In the above-mentioned study, where I asked the same question to managing partners of 35 of the largest law firms in Switzerland, Germany and Austria, the results were as expected: fairly distributed, with seven MPs reporting to spend less than a fifth of their time on management activities, ten between 21-40%, twelve between 41-60%, three between 61-80% and another three spending almost all or all of their time on management. However, the size matters argument held: most managing partners of the largest law firms in my sample belong in one of the two categories with the most time spent on management activities.


A Question of Governance, Strategy and Culture

However, size alone is not the sole determining factor; governance structure, strategic considerations, and firm culture also play vital roles. Governance refers to the distribution of management responsibilities among lawyer leaders. A more centralized approach leads to a heavier workload and burden for those in managerial roles, while spreading management and oversight activities across more members of the firm reduces the initial workload for managing partners but necessitates more coordination.

While preferences exist and indicate a trend towards more centralized management as firms grow, there is no inherently superior or inferior option. This is where strategy and culture come into play. What goals does the firm aim to achieve? In situations where there is a clear direction, ambitious expansion targets, profit margin improvement, or during crises, a centralized management approach that can make prompt, decisive, and robust decisions might be preferable (provided the firm's leaders truly lead the firm instead of forming merely a puppet management controlled by influential partners working behind the scenes).

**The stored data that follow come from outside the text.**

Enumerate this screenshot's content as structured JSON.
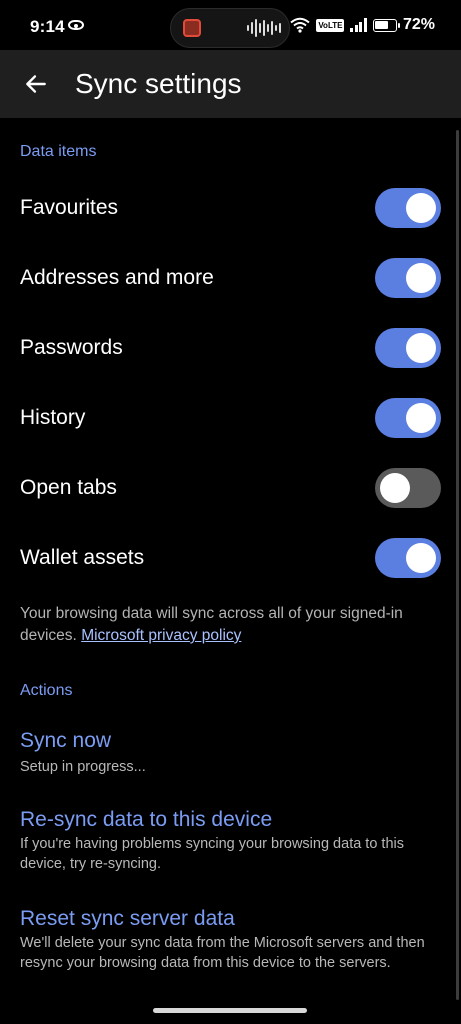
{
  "status_bar": {
    "time": "9:14",
    "battery": "72%",
    "volte": "VoLTE"
  },
  "app_bar": {
    "title": "Sync settings",
    "back_icon": "arrow-left-icon"
  },
  "data_items": {
    "header": "Data items",
    "items": [
      {
        "label": "Favourites",
        "enabled": true
      },
      {
        "label": "Addresses and more",
        "enabled": true
      },
      {
        "label": "Passwords",
        "enabled": true
      },
      {
        "label": "History",
        "enabled": true
      },
      {
        "label": "Open tabs",
        "enabled": false
      },
      {
        "label": "Wallet assets",
        "enabled": true
      }
    ],
    "note_text": "Your browsing data will sync across all of your signed-in devices.",
    "note_link": "Microsoft privacy policy"
  },
  "actions": {
    "header": "Actions",
    "sync_now": {
      "title": "Sync now",
      "subtitle": "Setup in progress..."
    },
    "resync": {
      "title": "Re-sync data to this device",
      "subtitle": "If you're having problems syncing your browsing data to this device, try re-syncing."
    },
    "reset": {
      "title": "Reset sync server data",
      "subtitle": "We'll delete your sync data from the Microsoft servers and then resync your browsing data from this device to the servers."
    }
  },
  "colors": {
    "accent": "#7b9cf3",
    "toggle_on": "#5b7fe0",
    "toggle_off": "#5a5a5a",
    "background": "#000000",
    "app_bar": "#1f1f1f"
  }
}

But we have all heard the famous sentence “culture eats strategy for breakfast” and probably even seen organizational culture devouring a newly implemented strategy. Consequently, if a law firm fosters a culture of partner autonomy, a managing partner attempting to enforce a centralized strategy may face significant challenges. One interviewee shared their experience with a previous managing partner, stating:

"We once made the mistake of choosing a managing partner who was very enthusiastic about taking on the full management role. However, he quickly abandoned his responsibilities. When we realized this, we intervened and said, 'Stop, you should focus on serving clients again,' which resulted in the termination of his tenure."

In this case, the firm was unaccustomed to being managed, and their culture did not align with the more centralized approach adopted by the new managing partner. As a result, the other partners swiftly put an end to the managing partner's leadership.


Why does it matter?

It is crucial for the firm to ensure that the chosen management style, including the time managing partners invest in management activities, aligns with either the existing culture or the desired strategy (if the strategy aligns with the organizational culture or involves cultural change). For managing partners, this consideration holds significance for two reasons: legacy and professional future. If a managing partner seeks to make a lasting impact and drive substantial changes, they will need an exceptional team and must invest additional effort and time. However, it is equally important to keep their own future in mind. The tenure as managing partner will eventually come to an end, and if that day does not coincide with retirement, it is beneficial to have a preserved book of business and be prepared to move forward without having to start from scratch.